The Waltham Farmers' Market held its Early Bird Market Day last Saturday to preview the upcoming season. Select vendors showcased their products in the Sovereign Bank parking lot on Moody Street, each of them enthusiastic about their work and eager to share their stories despite the dreary, wet weather they had to stand in from 9:30 a.m. to 2:30 p.m.
Vendors included Smith’s Country Cheese from Winchendon; Warren Farm Sugarhouse of North Brookfield; Bart’s Farm Stand of Leominster; and Nature Photography based out of Waltham. For being a sneak preview of the Farmers' Market to come (the season starts June 12th and goes until November 6th), the Early Bird Market had quite the impressive selection. Cauliflower, yellow and red cherry tomatoes, pineapple sage, and aloe were all available for sale, as well as fresh herbs like rosemary and basil. A variety of vibrant flowers were also present, including bubble-gum pink non-stop begonias.

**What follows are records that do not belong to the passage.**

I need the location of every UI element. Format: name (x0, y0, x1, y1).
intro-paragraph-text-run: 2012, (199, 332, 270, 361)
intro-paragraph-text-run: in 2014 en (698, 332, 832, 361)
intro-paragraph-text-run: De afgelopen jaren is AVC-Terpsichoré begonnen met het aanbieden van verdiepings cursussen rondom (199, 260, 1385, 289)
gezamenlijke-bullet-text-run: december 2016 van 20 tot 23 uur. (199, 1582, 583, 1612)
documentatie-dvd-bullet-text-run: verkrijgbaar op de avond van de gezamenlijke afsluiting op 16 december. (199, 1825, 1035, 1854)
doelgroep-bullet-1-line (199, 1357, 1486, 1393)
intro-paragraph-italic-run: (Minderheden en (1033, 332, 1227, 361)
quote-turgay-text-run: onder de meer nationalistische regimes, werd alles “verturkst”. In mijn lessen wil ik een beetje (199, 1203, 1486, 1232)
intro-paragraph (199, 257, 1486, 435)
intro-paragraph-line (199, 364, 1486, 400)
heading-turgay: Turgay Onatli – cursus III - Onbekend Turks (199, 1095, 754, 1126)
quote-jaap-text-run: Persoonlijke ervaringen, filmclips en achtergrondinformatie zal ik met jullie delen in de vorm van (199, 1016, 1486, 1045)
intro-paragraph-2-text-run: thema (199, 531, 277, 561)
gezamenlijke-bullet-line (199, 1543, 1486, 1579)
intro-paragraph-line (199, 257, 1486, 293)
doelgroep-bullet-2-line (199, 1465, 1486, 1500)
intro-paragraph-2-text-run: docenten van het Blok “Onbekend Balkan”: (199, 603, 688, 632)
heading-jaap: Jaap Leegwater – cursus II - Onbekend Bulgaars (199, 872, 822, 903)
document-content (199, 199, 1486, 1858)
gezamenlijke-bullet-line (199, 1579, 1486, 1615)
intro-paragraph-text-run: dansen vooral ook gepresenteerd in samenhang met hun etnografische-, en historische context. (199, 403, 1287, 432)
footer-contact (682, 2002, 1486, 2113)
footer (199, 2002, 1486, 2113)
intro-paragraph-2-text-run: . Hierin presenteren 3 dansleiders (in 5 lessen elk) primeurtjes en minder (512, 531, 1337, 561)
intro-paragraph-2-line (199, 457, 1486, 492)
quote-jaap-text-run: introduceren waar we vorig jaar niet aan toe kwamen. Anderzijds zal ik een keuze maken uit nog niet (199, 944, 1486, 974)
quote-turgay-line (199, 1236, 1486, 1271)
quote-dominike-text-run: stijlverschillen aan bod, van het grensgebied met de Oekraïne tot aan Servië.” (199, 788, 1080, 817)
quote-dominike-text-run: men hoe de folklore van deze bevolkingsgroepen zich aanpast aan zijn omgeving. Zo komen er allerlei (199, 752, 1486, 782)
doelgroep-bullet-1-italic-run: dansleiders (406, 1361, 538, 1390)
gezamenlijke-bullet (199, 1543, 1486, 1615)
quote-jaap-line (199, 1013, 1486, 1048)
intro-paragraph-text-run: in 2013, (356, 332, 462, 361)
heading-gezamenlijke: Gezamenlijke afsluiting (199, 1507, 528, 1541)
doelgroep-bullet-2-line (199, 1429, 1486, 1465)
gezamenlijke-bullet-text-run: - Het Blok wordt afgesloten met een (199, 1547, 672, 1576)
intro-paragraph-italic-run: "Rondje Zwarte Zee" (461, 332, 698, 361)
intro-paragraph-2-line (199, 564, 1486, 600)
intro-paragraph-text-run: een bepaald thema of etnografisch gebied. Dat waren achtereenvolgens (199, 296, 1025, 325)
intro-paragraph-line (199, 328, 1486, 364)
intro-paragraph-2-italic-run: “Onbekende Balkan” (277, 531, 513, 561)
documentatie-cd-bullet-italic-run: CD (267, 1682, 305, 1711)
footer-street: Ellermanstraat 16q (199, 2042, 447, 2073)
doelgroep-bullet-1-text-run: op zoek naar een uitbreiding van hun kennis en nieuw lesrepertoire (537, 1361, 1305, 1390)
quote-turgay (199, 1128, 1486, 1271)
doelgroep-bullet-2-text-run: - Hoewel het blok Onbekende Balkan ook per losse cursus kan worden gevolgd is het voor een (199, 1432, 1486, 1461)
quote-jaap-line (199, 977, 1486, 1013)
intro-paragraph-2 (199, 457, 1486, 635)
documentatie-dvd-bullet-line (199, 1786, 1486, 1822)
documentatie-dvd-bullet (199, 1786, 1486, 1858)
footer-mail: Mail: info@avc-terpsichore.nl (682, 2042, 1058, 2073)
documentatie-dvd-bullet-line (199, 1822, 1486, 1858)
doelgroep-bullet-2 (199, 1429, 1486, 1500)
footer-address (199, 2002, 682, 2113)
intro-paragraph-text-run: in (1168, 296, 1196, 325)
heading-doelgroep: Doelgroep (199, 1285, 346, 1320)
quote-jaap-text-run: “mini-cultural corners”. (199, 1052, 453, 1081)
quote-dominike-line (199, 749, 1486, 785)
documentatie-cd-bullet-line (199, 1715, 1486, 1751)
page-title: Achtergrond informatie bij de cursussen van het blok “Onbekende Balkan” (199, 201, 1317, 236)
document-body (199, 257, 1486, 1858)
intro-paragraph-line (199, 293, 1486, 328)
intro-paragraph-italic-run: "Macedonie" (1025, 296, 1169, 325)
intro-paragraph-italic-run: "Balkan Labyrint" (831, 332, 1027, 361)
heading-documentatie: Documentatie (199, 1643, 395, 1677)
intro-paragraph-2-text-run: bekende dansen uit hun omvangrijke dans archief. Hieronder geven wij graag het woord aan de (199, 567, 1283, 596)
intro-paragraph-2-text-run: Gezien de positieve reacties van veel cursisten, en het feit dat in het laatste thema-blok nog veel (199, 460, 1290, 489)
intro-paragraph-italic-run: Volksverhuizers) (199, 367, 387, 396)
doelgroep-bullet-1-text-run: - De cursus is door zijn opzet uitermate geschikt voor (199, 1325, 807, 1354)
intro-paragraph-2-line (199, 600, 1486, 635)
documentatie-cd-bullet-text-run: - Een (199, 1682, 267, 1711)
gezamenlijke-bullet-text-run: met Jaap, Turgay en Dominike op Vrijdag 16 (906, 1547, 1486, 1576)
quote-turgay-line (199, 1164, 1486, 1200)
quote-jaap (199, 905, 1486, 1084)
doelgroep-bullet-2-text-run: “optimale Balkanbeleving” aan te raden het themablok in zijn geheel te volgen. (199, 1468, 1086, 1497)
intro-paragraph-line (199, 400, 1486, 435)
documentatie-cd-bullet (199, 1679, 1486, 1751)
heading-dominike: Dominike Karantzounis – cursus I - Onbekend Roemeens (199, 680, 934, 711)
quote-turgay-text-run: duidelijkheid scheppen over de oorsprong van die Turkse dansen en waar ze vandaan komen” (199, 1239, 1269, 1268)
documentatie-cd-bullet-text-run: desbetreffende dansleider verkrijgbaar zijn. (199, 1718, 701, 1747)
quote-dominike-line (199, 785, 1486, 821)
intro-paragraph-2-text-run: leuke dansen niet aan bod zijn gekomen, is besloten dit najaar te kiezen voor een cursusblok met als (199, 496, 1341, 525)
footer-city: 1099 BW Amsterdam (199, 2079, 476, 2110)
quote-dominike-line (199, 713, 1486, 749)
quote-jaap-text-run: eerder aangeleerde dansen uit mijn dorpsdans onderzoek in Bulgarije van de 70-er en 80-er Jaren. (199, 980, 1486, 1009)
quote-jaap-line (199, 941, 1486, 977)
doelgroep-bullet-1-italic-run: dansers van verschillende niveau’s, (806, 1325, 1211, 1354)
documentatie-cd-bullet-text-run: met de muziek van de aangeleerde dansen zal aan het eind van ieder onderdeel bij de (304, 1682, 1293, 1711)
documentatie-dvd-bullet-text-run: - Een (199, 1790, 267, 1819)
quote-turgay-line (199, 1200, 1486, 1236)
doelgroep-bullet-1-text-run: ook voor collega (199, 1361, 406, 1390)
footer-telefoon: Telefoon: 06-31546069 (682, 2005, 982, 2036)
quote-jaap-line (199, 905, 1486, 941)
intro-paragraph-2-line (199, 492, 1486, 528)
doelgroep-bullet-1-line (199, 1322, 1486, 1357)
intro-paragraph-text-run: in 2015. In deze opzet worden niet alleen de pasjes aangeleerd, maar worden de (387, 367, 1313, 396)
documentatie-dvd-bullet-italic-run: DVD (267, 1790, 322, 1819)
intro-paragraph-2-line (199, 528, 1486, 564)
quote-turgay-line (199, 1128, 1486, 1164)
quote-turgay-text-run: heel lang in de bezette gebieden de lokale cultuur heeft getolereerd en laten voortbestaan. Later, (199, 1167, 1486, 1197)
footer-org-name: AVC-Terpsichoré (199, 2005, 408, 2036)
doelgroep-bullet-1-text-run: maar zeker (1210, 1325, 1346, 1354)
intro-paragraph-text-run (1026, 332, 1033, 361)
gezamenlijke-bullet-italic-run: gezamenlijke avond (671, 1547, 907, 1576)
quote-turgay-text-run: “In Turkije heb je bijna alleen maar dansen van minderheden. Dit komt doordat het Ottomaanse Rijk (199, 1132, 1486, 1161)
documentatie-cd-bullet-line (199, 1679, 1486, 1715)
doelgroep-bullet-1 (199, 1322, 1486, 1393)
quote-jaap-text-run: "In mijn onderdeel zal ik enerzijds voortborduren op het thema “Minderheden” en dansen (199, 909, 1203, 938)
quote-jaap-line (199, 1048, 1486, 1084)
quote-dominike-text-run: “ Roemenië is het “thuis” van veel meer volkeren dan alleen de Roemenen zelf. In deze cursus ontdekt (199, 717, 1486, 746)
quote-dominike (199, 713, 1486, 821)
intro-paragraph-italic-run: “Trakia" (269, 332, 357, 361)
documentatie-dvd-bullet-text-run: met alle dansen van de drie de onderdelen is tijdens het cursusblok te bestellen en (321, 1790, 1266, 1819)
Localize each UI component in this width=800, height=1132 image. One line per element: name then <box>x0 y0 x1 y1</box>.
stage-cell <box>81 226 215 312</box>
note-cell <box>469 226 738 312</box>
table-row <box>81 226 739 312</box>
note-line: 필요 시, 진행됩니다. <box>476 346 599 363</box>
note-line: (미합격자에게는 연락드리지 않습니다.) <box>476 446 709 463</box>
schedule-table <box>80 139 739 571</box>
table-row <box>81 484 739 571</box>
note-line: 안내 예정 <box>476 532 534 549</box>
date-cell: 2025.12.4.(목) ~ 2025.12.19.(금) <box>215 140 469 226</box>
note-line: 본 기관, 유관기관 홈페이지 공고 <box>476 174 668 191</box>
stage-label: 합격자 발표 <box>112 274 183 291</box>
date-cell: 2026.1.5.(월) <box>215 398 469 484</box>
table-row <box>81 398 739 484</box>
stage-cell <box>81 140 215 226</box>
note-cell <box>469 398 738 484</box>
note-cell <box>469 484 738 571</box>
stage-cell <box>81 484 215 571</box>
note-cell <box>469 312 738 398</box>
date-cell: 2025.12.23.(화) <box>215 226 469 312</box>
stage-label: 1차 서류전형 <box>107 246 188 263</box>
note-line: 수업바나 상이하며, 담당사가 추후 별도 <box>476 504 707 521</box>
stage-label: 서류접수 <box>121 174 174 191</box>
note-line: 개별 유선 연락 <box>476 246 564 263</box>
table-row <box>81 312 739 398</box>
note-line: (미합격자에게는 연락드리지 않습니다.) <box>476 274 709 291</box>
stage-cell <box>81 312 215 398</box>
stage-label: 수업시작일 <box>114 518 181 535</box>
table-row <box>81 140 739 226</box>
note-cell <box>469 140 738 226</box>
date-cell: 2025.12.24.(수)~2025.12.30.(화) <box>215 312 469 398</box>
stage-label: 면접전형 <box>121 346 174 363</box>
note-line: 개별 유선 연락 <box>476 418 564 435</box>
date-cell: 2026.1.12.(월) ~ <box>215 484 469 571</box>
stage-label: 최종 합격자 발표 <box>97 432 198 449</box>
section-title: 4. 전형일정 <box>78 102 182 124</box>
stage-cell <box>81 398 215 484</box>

Some of my personal favorites from the day included Warren Farm Sugarhouse, who displayed an array of maple-infused delicacies, all made by husband and wife team, Dale and Janice Wentworth. Items included real maple syrup, along with homemade maple candies, cranberry maple syrup (which Dale recommends serving over orange sherbet ice cream), maple syrup infused with fresh vanilla, and even maple mustard sauce.
Smith’s Country Cheese was another vendor that stood out. Smith’s cheese is made from the milk produced by their Holstein cows, and on this day, they were even selling their ground beef – 90 percent lean and hormone-free. Smith’s stand allowed market-goers to sample every kind of cheese they had for sale, ranging from Sundried Tomato and Basil Gouda to Havarti with Dill to Smoked Cheddar. Back at their dairy farm in Winchendon, Smith’s has even become an industry leader in renewable energy - they cut their power supply by 50 percent through a combination of photovoltaics and conservation.
Another highlight at the Early Bird Market was Christina’s Ice Cream and Q’s Sweet Roasted Nuts, a local, family-owned and operated business. Like Smith’s, Q’s Nuts allowed visitors to sample anything they desired, ranging from cashews, almonds and pecans, with innovative nut flavor combinations such as Cayenne Mango, Key Lime Ginger, and the extra spicy Sweet and Sassy, made with habañero and cayenne.
Before I left the Farmers' Market, I purchased some creamy Vegetable Havarti cheese from Smith’s, along with some Cayenne Mango cashews and "Sweet and Sassy" almonds from Q’s Nuts. The cheese was only $4, and the nuts were $3.50 a piece. Across the entire market, the prices were extremely reasonable – to be honest, I would have paid more to support these local, hard-working business owners and farmers.
As I talked with Mr. Wentworth, it was easy to realize why the unfortunate weather made no difference that day. As he described Warren Farm’s products, the hard work and dedication in his voice and eyes proved that he wasn’t just there to make a living; he was there to share his food, which he worked hard to prepare, with the local community.
To make use of my Vegetable Havarti cheese, I modified a recipe suggestion that Smith’s Country Cheese includes on their website for Cumin Cheese Taco Dip. I’m not sure how the original recipe tastes, but my version came out beautifully creamy, slightly spicy, and chocked full of tangy flavors from the Havarti, followed by the vibrant vegetable flavors from the salsa and cheese. You do, however, need to continuously warm up this dip, as it quickly becomes progressively thicker as it cools. I served this with organic yellow and blue tortilla chips for dipping.
Vegetable Havarti Taco Dip
-8 oz. Vegetable Havarti
-½ cup tomato salsa (I used Newman’s Own Farmer’s Garden salsa)
-crushed red pepper for heat (add for desired amount of spice)
-salt and pepper to taste
-splash of brown ale (I used Dogfish Head Indian Brown Ale)
Mix all ingredients together and heat, uncovered, on low to medium heat in saucepan. Stir often, and continue cooking until cheese mixture is bubbly and creamy. Pour into serving bowl, and add chopped tomato and cilantro on top for garnish. Serve hot.
Michelle Collins is a freelance food writer based out of Waltham, Massachusetts. She is a regular contributor to The Nashua Telegraph in Nashua, N.H., and her work has also been featured in Edible White Mountains and Parenting New Hampshire Magazines. Outside of print, Michelle also has her own money conscious food blog called The Economical Eater.